8) SECRETLY BEING AN ANGEL.
Our job is to kill Angels. Period. Assuming that you manage to slip through the security precautions we take, which is highly unlikely, you will die, or be captured and dissected, or hung out to dry someplace we won't mention. And don't think that we won't find out. In the middle of a battle, you will become motionless and do nothing while our Eva pilots suit up, get into their Evas, and generally get their collective heads out of their behinds. And then something will happen to you. Something bad. It is prophesied by the Dead Sea Scrolls and in my contract with Gainax.

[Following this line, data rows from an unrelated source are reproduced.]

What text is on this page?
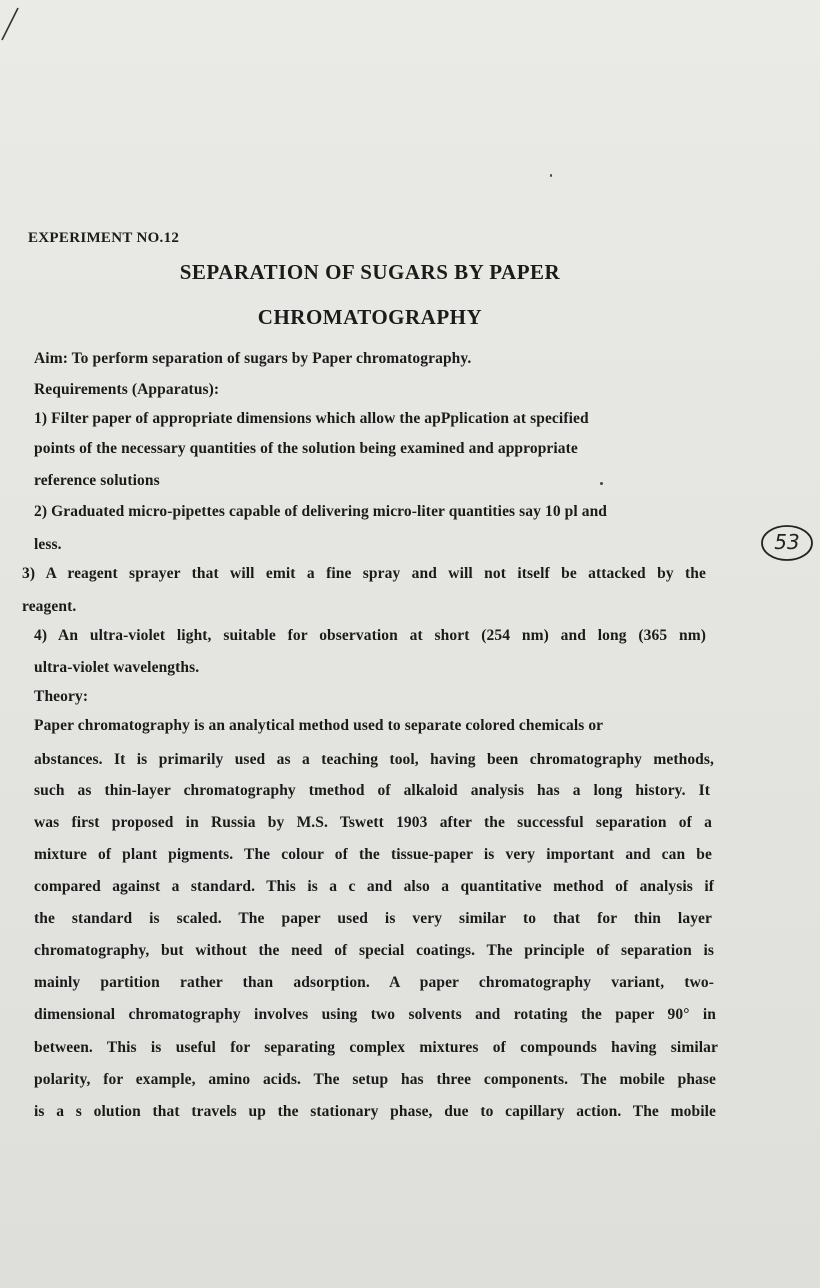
EXPERIMENT NO.12
SEPARATION OF SUGARS BY PAPER
CHROMATOGRAPHY
Aim: To perform separation of sugars by Paper chromatography.
Requirements (Apparatus):
1) Filter paper of appropriate dimensions which allow the apPplication at specified
points of the necessary quantities of the solution being examined and appropriate
reference solutions
2) Graduated micro-pipettes capable of delivering micro-liter quantities say 10 pl and
less.
3) A reagent sprayer that will emit a fine spray and will not itself be attacked by the
reagent.
4) An ultra-violet light, suitable for observation at short (254 nm) and long (365 nm)
ultra-violet wavelengths.
Theory:
Paper chromatography is an analytical method used to separate colored chemicals or
abstances. It is primarily used as a teaching tool, having been chromatography methods,
such as thin-layer chromatography tmethod of alkaloid analysis has a long history. It
was first proposed in Russia by M.S. Tswett 1903 after the successful separation of a
mixture of plant pigments. The colour of the tissue-paper is very important and can be
compared against a standard. This is a c and also a quantitative method of analysis if
the standard is scaled. The paper used is very similar to that for thin layer
chromatography, but without the need of special coatings. The principle of separation is
mainly partition rather than adsorption. A paper chromatography variant, two-
dimensional chromatography involves using two solvents and rotating the paper 90° in
between. This is useful for separating complex mixtures of compounds having similar
polarity, for example, amino acids. The setup has three components. The mobile phase
is a s olution that travels up the stationary phase, due to capillary action. The mobile
53
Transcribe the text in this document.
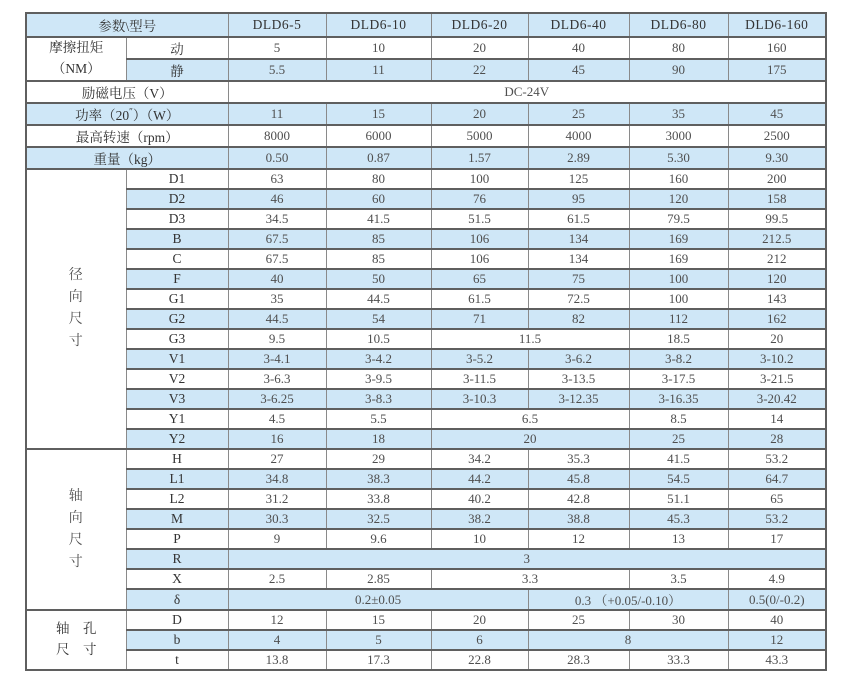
参数\型号		DLD6-5	DLD6-10	DLD6-20	DLD6-40	DLD6-80	DLD6-160

摩擦扭矩
（NM）	动	5	10	20	40	80	160
	静	5.5	11	22	45	90	175
励磁电压（V）		DC-24V					
功率（20″）（W）		11	15	20	25	35	45
最高转速（rpm）		8000	6000	5000	4000	3000	2500
重量（kg）		0.50	0.87	1.57	2.89	5.30	9.30

径
向
尺
寸	D1	63	80	100	125	160	200
	D2	46	60	76	95	120	158
	D3	34.5	41.5	51.5	61.5	79.5	99.5
	B	67.5	85	106	134	169	212.5
	C	67.5	85	106	134	169	212
	F	40	50	65	75	100	120
	G1	35	44.5	61.5	72.5	100	143
	G2	44.5	54	71	82	112	162
	G3	9.5	10.5	11.5		18.5	20
	V1	3-4.1	3-4.2	3-5.2	3-6.2	3-8.2	3-10.2
	V2	3-6.3	3-9.5	3-11.5	3-13.5	3-17.5	3-21.5
	V3	3-6.25	3-8.3	3-10.3	3-12.35	3-16.35	3-20.42
	Y1	4.5	5.5	6.5		8.5	14
	Y2	16	18	20		25	28

轴
向
尺
寸	H	27	29	34.2	35.3	41.5	53.2
	L1	34.8	38.3	44.2	45.8	54.5	64.7
	L2	31.2	33.8	40.2	42.8	51.1	65
	M	30.3	32.5	38.2	38.8	45.3	53.2
	P	9	9.6	10	12	13	17
	R	3					
	X	2.5	2.85	3.3		3.5	4.9
	δ	0.2±0.05			0.3 （+0.05/-0.10）		0.5(0/-0.2)

轴　孔
尺　寸	D	12	15	20	25	30	40
	b	4	5	6	8		12
	t	13.8	17.3	22.8	28.3	33.3	43.3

If you start manifesting AT fields without being in an Eva, suddenly get synchro rates that are ridiculously high, or simply look at me funny like you know everything, you will be terminated with extreme prejudice.
9) OWNING YOUR OWN COOL GADGETS.
If you arrive in Tokyo-3, get into a battle, and suddenly whip a knife out of your Eva's boot or if your Eva turns into a truck or something, I will assume you are a foreign spy and act accordingly. If you have a supercomputer in your room and break into MAGI—and we will know—I will assume you are a foreign spy or a hacker and act accordingly. Ashcroft has nothing on me. If you invent something out of two toothpicks and a string and it works, I will assume you are named Washu and act accordingly. If you have the name "Bond," "Croft," "Jones," "Possible," or "Masaki" in your name and/or background, I will assume you have lost both your parents and most likely hire you. Then slap you repeatedly until you change your name to something more appropriate and less attention getting, such as "Ikari," "Aida," "Bob," or "Vash the Stampede."
The bottom line is, the only one who gets to own cool gadgets is me.
10) REPLACING ME.
I hope this small guide will assist you in your endeavor to become an Eva SI pilot. I look forward to seeing you here at NERV where you will be welcomed into our close-knit family of paw—er, pupp—ah, fool—oh, hell, minions. Get used to it.